La Fondation Officielle de la Jeunesse, le principal organisme genevois en charge des foyers d’hébergement pour enfants placés temporairement hors de leur milieu familial, a invité Francesca Sacco afin de recueillir le témoignage des éducateurs et usagers de l’un de ces foyers. En effet, il s’agit de relater une expérience hors norme : la mise en place d’une nouvelle méthode éducative basée sur la prise de risque.
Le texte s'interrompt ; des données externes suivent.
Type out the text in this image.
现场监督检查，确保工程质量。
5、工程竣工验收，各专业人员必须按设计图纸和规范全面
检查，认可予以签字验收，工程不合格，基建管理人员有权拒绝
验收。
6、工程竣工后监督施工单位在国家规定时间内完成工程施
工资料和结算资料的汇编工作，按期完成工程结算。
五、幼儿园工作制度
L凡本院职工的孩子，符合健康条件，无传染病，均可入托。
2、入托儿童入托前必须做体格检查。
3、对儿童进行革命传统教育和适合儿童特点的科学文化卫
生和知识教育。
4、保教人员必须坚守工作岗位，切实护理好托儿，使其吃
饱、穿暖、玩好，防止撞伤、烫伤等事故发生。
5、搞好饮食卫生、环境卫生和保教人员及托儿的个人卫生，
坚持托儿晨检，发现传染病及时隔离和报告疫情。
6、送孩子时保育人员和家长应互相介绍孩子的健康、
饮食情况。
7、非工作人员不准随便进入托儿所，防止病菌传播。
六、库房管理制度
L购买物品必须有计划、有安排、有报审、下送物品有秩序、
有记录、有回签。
Un jour de 2008, arrivent au foyer du Grand-Saconnex, deux adolescentes « ingérables » : fugues, agressivité, menaces de suicide… « un climat de terreur » s’installe. Les 79 points du règlement interne assorti de son catalogue de sanctions, tout ce « qui, jusque là, semblaient fonctionner à peu près bien, s’avère inopérant sur elles ». C’est ainsi, que mis au pied du mur, il devient clair pour les éducateurs de ce foyer, qu’on ne peut pas « contrôler » les jeunes. Ils s’engagent alors sur la route du lâcher-prise, pour parvenir, fin 2009, à remettre en cause l’idée même de règlement interne, et au final, à révolutionner leur conception de l’éducation.
risques4Lâcher-prise, oser sortir de sa zone de sécurité, confiance en l’enfant, c’est le chemin qui a permis à ces éducateurs courageux de restituer aux jeunes la possibilité de faire usage de leur libre-arbitre :

Il n’y a pas d’apprentissage de l’indépendance pour les jeunes sans prise de risque éducatif pour les adultes.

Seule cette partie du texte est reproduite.